Thursday, March 14, 2024

He needs inspiration

     "What guarantee have I," demanded Ukridge, "that if I go to enormous trouble and expense getting him another match, he won't turn aside and brush away a silent tear in the first round because he's heard that the blighter's wife has got an ingrowing toenail?"

    "You could match him only against bachelors."

    "Yes, and the first bachelor he met would draw him into a corner and tell him his aunt was down with whooping-cough, and the chump would heave a sigh and stick his chin out to be walloped. A fellow's got no business to have red hair if he isn't going to live up to it. And yet," said Ukridge, wistfully, "I've seen that man - it was in a dance-hall at Naples - I've seen him take on at least eleven Italians simultaneously. But then, one of them stuck a knife about three inches into his leg. He seems to need something like that to give him ambition."

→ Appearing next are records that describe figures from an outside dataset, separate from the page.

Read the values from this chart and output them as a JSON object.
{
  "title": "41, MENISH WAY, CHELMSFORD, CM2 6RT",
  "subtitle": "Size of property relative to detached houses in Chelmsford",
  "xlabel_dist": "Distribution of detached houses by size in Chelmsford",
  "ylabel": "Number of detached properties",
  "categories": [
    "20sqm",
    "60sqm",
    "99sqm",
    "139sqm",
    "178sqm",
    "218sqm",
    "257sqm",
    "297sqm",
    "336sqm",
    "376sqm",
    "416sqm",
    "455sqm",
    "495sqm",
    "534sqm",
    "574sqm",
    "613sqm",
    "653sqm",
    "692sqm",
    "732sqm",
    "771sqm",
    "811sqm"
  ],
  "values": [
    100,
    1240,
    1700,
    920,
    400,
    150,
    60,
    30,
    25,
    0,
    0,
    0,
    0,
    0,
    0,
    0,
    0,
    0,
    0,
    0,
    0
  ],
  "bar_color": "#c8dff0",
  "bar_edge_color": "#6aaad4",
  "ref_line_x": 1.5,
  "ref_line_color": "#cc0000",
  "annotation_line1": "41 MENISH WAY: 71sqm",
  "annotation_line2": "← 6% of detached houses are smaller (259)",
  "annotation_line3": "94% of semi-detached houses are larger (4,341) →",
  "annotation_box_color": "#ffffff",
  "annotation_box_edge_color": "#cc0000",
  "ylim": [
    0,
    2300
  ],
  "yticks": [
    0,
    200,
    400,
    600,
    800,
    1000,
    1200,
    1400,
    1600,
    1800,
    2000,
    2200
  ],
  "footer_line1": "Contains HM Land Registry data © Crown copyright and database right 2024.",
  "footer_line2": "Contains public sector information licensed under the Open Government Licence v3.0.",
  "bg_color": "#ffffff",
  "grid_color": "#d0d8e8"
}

    "I don't see how you are going to arrange to have him knifed just before each fight."

(from "The Debut of Battling Billson," by Sir Pelham Wodehouse)

Monday, March 11, 2024

Why worry about technicalities?

     "Gentlemen," said Ukridge, "It would seem that the company requires more capital. Hw about it, old horses? Let's get together in a frank, business-like cards-on-the-table spirit, and see what can be done. I can raise ten bob."

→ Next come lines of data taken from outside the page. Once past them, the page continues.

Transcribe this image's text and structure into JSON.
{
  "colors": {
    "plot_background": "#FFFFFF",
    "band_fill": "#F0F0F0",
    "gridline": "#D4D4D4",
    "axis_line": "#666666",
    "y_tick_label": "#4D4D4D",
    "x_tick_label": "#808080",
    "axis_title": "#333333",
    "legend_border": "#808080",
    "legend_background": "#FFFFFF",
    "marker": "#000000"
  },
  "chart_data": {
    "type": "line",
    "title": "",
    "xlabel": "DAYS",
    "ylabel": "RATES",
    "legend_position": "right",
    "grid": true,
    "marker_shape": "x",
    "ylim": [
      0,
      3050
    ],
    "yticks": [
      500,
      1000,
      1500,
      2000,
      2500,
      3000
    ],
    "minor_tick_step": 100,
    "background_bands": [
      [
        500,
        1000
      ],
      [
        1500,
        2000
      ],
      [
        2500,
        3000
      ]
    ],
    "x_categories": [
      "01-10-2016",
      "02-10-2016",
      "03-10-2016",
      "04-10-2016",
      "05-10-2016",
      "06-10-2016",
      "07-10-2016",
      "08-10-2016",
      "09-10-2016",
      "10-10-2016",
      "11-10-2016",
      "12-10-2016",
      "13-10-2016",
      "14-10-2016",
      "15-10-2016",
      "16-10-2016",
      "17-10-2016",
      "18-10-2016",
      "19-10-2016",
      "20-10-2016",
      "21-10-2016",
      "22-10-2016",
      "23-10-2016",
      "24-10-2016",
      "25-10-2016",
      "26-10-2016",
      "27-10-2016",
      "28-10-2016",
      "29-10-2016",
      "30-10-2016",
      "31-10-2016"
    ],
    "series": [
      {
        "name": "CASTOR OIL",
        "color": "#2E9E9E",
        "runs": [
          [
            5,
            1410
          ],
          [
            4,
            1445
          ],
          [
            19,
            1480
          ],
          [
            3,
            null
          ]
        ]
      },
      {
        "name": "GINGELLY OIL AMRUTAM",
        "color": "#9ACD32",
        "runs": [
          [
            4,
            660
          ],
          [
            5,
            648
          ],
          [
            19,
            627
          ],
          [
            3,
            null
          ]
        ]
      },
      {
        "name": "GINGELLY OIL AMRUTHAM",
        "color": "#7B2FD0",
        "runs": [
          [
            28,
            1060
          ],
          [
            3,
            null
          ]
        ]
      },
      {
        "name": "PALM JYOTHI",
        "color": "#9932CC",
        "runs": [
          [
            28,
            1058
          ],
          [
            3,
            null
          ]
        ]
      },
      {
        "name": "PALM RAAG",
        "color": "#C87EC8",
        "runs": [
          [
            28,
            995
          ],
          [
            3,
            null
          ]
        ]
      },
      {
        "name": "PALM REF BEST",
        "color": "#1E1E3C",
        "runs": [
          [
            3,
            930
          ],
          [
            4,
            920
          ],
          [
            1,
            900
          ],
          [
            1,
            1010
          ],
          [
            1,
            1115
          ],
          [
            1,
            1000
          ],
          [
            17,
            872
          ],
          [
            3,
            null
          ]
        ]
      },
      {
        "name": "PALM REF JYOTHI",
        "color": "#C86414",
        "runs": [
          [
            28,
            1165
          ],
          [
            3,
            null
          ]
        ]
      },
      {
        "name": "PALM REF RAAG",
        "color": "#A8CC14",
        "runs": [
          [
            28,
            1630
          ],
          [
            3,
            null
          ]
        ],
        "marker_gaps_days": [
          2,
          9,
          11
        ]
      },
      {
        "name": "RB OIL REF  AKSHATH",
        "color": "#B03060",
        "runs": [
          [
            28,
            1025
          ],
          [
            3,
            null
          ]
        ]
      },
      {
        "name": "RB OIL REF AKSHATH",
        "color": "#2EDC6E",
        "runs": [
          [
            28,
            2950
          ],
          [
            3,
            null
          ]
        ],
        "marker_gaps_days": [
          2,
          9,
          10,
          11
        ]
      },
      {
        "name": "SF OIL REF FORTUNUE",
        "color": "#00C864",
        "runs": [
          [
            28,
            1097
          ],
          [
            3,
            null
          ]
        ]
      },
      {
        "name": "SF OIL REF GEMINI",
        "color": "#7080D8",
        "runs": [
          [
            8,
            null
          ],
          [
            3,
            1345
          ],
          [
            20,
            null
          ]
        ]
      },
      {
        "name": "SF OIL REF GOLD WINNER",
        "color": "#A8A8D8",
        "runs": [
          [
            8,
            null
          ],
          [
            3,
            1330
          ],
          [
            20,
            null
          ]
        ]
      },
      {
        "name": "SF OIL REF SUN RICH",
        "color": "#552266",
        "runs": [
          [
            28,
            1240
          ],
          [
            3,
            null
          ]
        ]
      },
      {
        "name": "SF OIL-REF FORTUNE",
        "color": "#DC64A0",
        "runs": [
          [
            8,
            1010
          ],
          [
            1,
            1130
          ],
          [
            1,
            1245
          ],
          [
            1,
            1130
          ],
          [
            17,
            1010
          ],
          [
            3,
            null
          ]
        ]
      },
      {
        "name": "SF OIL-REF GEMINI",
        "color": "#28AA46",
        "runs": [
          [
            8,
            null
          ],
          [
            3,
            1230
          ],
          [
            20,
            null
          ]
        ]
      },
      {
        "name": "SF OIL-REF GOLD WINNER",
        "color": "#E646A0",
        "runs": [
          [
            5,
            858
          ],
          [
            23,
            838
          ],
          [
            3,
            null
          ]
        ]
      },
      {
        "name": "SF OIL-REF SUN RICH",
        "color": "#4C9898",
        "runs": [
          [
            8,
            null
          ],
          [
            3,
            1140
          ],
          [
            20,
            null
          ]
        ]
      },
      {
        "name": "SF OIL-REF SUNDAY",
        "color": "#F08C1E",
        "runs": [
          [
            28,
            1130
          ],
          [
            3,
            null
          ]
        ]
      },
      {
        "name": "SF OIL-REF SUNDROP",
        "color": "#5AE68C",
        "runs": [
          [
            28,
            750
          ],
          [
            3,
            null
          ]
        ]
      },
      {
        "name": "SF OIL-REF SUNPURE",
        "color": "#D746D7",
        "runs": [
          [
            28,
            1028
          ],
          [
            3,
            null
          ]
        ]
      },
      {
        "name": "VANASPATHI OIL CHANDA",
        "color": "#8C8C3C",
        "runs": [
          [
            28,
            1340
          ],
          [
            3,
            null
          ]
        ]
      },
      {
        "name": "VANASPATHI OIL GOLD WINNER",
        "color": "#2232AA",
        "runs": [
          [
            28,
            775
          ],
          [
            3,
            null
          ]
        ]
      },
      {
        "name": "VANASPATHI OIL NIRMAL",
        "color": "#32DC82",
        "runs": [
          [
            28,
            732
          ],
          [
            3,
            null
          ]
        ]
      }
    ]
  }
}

    "What!" cried the entire assembled company, amazed. "How?"

    "I'll pawn a banjo."

    "You haven't got a banjo."

    "No, but George Tupper has, and I know where he keeps it."

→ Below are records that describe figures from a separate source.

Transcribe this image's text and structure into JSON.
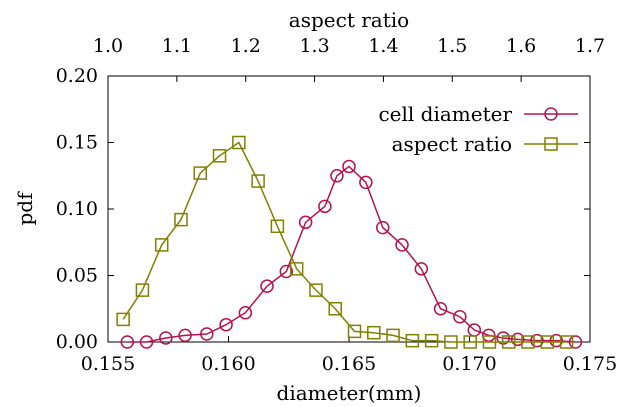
{
  "chart_data": {
    "type": "line",
    "xlabel": "diameter(mm)",
    "x2label": "aspect ratio",
    "ylabel": "pdf",
    "xlim": [
      0.155,
      0.175
    ],
    "x2lim": [
      1.0,
      1.7
    ],
    "ylim": [
      0,
      0.2
    ],
    "xticks": [
      "0.155",
      "0.160",
      "0.165",
      "0.170",
      "0.175"
    ],
    "x2ticks": [
      "1.0",
      "1.1",
      "1.2",
      "1.3",
      "1.4",
      "1.5",
      "1.6",
      "1.7"
    ],
    "yticks": [
      "0.00",
      "0.05",
      "0.10",
      "0.15",
      "0.20"
    ],
    "legend_position": "top-right",
    "grid": false,
    "series": [
      {
        "name": "cell diameter",
        "axis": "bottom",
        "color": "#b5124f",
        "marker": "circle",
        "x": [
          0.1558,
          0.1566,
          0.1574,
          0.1582,
          0.1591,
          0.1599,
          0.1607,
          0.1616,
          0.1624,
          0.1632,
          0.164,
          0.1645,
          0.165,
          0.1657,
          0.1664,
          0.1672,
          0.168,
          0.1688,
          0.1696,
          0.1702,
          0.1708,
          0.1714,
          0.172,
          0.1728,
          0.1736,
          0.1744
        ],
        "y": [
          0.0,
          0.0,
          0.003,
          0.005,
          0.006,
          0.013,
          0.022,
          0.042,
          0.053,
          0.09,
          0.102,
          0.125,
          0.132,
          0.12,
          0.086,
          0.073,
          0.055,
          0.025,
          0.019,
          0.009,
          0.005,
          0.003,
          0.002,
          0.001,
          0.001,
          0.0
        ]
      },
      {
        "name": "aspect ratio",
        "axis": "top",
        "color": "#808000",
        "marker": "square",
        "x": [
          1.022,
          1.05,
          1.078,
          1.106,
          1.134,
          1.162,
          1.19,
          1.218,
          1.246,
          1.274,
          1.302,
          1.33,
          1.358,
          1.386,
          1.414,
          1.442,
          1.47,
          1.498,
          1.526,
          1.554,
          1.582,
          1.61,
          1.638,
          1.666
        ],
        "y": [
          0.017,
          0.039,
          0.073,
          0.092,
          0.127,
          0.14,
          0.15,
          0.121,
          0.087,
          0.055,
          0.039,
          0.025,
          0.008,
          0.007,
          0.005,
          0.001,
          0.001,
          0.0,
          0.0,
          0.0,
          0.0,
          0.0,
          0.0,
          0.0
        ]
      }
    ]
  }
}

(from "Ukridge's Accident Syndicate," by Sir Pelham Wodehouse)

Sunday, March 10, 2024

Too confounded healthy

 All over the inhabited globe, so the well-informed sheet gave one to understand, every kind of accident was happening every day to practically everybody in existence except Teddy Weeks. Farmers in Minnesota were getting mixed up with reaping machines, peasants in India were being bisected by crocodiles; iron girders from skyscrapers were falling hourly on the heads of citizens in every town from Philadelphia to San Fransisco; and the only people who were not down with ptomaine poisoning were those who had walked over cliffs, driven motors into walls, tripped over manholes, or assumed on too slight evidence that the gun was not loaded. In a crippled world, it seemed, Teddy Weeks walked alone, whole and glowing with health. It was one of those grim, ironical, hopeless, grey, despairful situations which the Russian novelists love to write about.

(from "Ukridge's Accident Syndicate," by Sir Pelham Wodehouse)

Tuesday, March 05, 2024

Not the brightest bulb

 If the leading incidents of S. F. Ukridge's disreputable career are to be given to the public - and not, as some might suggest, decently hushed up - I suppose I am the man to write them. Ukridge and I have been intimate since the days of school. Together we sported on the green, and when he was expelled no one missed him more than I. An unfortunate business, this expulsion. Ukridge's generous spirit, ever ill-attuned to school rules, caused him eventually to break the solemnest of them all by sneaking out at night to try his skill at the coco-nut-shies of the local village fair; and his foresight in putting on scarlet whiskers and a false nose for the expedition was completely neutralized by the fact that he absent-mindedly wore his school cap throughout the entire proceedings. He left the next morning, regretted by all.

(from "Ukridge's Dog College," by Sir Pelham Wodehouse)

Saturday, February 24, 2024

Admiral of the Navy

 You may not ever have heard of it, but there was once a rank of Admiral of the Navy, which was given to Admiral George Dewey after his victory at the Battle of Manila Bay in 1898. However, there was never a insignia created that had more stars than the standard one for Admiral. By 1955, the Navy had established that the rank was honorary, and when the rank of Fleet Admiral was created (with five stars), it was specified in a memo that "the rank of Fleet Admiral of the United States Navy shall be considered the senior most rank of the United States Navy."